23 Kasım 2014 Pazar

Japon Militarizminin Ekonomik Temeli

19. yüzyılın sonunda ve 20. yüzyılın başında emperyalist aşamaya geçen Japonya 21. yüzyılın başında yeni emperyalist maceralara bileniyor.


Bu, Japonya’da kapitalizm varolduğu sürece kaçınılmaz. 120 yıl öncesine göre çok daha ileri bir kapitalist gelişim aşamasına gelmiş bir ülke söz konusu. Bundan 120 yıl önce, şimdiki gelişmişlik düzeyinin çok daha gerisinde olmasına rağmen Japon burjuvazisi emperyalist yayılma ihtiyacı hissetmemiş miydi?

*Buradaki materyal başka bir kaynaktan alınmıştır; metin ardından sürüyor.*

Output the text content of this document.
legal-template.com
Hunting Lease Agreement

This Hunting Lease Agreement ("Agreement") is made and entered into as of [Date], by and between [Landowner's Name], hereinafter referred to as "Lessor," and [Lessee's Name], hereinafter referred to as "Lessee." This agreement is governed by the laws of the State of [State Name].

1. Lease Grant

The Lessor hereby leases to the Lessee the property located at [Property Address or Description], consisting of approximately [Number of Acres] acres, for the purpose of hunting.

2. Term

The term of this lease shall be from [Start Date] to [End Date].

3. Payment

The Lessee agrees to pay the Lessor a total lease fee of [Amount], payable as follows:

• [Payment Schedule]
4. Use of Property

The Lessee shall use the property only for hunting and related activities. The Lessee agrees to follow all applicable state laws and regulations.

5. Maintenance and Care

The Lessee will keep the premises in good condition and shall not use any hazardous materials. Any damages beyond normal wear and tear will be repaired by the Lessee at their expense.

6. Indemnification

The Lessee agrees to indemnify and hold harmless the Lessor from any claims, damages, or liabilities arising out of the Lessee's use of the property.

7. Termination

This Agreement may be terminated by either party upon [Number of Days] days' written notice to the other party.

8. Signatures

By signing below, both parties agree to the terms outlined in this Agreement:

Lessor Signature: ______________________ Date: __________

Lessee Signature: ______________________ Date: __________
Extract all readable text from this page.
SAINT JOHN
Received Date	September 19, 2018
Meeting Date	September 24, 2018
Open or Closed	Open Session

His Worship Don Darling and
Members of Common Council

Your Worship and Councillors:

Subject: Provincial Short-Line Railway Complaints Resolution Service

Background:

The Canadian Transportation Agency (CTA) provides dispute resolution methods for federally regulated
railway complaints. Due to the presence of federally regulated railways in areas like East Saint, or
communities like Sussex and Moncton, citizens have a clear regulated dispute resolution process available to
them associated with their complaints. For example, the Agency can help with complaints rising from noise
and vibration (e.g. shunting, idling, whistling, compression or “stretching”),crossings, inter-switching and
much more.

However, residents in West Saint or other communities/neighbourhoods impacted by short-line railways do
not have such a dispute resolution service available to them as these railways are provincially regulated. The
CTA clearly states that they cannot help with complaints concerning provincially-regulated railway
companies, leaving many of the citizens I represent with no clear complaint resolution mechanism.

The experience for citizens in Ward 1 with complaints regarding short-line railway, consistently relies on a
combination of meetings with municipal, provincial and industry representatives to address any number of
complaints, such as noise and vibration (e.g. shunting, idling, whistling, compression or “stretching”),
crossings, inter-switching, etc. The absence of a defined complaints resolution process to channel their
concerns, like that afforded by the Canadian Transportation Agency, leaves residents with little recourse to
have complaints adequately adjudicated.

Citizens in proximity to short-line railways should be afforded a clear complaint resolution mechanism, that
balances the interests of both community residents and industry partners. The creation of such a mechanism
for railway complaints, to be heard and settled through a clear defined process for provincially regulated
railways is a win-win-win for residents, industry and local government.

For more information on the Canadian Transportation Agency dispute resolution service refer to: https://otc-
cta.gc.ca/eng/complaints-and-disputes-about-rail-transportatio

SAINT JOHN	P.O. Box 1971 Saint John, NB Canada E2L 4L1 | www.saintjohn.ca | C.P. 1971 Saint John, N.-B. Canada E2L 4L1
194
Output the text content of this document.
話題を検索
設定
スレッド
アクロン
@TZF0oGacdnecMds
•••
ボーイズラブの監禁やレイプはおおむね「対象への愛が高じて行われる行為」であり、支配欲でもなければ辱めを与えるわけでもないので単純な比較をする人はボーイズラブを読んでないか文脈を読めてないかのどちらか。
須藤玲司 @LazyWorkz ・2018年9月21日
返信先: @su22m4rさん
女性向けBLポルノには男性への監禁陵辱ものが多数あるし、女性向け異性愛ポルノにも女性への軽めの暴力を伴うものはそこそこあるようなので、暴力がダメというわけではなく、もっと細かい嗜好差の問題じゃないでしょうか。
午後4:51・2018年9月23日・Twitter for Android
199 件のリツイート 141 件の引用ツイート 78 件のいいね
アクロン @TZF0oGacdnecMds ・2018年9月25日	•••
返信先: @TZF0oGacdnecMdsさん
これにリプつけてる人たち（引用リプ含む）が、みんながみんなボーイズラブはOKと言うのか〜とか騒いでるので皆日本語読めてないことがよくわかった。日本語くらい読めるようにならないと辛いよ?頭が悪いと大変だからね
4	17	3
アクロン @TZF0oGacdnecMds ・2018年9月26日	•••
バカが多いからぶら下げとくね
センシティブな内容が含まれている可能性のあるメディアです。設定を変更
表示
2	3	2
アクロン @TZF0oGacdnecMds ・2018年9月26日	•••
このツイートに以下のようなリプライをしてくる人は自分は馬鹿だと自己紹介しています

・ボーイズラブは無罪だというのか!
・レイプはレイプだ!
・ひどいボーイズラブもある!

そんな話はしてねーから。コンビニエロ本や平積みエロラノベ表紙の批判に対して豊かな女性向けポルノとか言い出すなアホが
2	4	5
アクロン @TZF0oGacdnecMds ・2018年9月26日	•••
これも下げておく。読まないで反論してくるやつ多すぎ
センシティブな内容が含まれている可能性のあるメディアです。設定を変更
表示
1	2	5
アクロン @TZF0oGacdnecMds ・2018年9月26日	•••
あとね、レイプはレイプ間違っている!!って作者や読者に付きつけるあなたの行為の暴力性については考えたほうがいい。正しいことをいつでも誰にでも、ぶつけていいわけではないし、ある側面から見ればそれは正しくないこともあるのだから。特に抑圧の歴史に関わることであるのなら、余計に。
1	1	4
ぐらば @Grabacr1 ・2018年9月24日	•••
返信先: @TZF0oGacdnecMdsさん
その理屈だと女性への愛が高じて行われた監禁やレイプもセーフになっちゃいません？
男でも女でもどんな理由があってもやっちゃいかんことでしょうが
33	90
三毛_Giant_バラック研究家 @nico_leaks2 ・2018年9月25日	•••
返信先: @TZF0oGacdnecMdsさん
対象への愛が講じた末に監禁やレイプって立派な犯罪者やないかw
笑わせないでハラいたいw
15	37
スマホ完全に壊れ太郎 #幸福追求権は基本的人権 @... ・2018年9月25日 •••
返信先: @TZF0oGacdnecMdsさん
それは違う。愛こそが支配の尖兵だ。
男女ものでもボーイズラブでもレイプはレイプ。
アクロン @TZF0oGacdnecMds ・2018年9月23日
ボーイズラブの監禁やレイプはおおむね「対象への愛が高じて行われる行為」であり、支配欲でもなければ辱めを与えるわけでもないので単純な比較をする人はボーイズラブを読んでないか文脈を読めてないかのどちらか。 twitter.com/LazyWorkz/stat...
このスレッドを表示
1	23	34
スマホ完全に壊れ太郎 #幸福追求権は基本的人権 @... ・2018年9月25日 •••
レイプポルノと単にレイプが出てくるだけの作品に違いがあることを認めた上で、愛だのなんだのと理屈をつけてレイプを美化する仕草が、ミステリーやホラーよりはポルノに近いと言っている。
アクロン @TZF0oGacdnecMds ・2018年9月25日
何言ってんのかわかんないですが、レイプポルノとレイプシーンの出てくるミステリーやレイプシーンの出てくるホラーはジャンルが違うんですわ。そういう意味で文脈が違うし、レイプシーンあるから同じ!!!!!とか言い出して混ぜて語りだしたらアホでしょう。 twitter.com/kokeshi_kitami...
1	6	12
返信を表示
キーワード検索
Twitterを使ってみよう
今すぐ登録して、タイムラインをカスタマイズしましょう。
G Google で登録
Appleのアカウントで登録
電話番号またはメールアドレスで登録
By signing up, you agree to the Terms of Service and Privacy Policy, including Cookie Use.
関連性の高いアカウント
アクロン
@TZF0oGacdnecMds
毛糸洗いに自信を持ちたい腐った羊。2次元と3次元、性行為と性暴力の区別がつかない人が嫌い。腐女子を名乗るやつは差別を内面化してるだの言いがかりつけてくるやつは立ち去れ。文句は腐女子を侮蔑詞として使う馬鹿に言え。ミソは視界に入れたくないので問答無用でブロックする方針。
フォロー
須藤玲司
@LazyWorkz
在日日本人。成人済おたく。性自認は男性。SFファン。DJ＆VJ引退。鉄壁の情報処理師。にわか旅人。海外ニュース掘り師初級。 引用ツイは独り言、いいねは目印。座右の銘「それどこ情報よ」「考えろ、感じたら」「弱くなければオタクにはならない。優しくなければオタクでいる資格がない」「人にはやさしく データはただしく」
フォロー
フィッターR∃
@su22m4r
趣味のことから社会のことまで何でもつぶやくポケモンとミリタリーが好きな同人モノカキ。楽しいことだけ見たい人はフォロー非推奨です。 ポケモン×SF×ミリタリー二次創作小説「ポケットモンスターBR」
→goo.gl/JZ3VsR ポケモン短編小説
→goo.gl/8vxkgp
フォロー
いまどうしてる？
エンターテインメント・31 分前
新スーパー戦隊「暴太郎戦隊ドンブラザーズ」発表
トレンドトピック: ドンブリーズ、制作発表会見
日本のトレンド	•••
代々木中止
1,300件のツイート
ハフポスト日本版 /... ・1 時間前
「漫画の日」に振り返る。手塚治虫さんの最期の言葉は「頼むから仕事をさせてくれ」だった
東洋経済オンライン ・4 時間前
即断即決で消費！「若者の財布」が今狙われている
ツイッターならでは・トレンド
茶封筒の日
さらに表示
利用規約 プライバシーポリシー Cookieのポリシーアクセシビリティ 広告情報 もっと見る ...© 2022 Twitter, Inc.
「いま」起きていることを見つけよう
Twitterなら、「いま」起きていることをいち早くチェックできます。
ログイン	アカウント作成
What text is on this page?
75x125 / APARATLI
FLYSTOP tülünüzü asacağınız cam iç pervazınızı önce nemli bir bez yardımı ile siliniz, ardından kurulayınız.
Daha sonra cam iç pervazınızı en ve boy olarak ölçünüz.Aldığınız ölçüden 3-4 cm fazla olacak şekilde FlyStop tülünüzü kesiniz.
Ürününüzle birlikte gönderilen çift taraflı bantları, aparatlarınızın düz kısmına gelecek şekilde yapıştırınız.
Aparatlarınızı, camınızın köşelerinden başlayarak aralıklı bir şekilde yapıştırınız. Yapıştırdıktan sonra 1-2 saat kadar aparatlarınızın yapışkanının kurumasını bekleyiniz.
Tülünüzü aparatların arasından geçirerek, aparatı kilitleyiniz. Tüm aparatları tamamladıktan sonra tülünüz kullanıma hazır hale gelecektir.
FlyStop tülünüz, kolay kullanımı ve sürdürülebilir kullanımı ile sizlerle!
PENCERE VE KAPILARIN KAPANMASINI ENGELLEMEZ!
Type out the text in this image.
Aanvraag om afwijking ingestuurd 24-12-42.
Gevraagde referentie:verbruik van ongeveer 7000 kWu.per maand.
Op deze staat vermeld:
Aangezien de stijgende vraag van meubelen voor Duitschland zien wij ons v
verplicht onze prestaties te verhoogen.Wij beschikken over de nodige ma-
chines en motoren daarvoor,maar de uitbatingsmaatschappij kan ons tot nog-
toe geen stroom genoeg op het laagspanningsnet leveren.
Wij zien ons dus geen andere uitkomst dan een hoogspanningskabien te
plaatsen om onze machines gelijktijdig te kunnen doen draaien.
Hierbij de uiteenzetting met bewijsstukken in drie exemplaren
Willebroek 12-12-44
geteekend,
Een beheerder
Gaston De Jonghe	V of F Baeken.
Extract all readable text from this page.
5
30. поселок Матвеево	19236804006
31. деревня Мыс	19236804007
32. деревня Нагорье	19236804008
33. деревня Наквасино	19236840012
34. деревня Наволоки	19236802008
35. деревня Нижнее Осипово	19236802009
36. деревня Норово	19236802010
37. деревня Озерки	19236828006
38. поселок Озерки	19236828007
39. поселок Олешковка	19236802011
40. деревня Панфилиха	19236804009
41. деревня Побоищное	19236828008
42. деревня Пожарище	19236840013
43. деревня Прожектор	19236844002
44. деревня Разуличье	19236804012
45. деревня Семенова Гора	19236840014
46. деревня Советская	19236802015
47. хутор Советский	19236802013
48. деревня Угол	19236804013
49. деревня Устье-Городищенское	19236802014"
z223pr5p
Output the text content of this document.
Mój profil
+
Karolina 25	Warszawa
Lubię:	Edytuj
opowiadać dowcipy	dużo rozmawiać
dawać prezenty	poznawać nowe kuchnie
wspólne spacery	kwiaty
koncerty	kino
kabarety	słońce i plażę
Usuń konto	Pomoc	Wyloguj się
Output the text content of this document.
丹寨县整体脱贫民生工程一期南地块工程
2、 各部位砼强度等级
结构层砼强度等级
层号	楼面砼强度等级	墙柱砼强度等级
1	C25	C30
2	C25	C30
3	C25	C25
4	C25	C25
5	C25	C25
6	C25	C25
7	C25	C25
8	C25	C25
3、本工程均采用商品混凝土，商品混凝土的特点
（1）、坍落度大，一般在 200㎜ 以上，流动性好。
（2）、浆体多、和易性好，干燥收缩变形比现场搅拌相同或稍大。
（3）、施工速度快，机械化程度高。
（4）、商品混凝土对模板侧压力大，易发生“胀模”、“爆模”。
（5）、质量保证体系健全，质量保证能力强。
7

Geçmişi unutmuyoruz. Emperyalist aşamaya geçtiği ilk zamanlarda Çin’deki ulusal sömürgecilik karşıtı ayaklanmaları bastıran, 1905 yılında Rusya’yla girdiği savaşı kazanan, Güney Mançurya ve Kore’yi sömürgeleştiren Japon kapitalizmi bu “başarılı” saldırılarının meyvesini 1903’yen 1913’e kadar geçen sürede sınayi gelişimleri neredeyse iki kat artmamış mıydı?


Şu anda bir türlü istediği büyüme hızını yakalayamayan Japon kapitaliziminin tam da buna ihtiyacı var.  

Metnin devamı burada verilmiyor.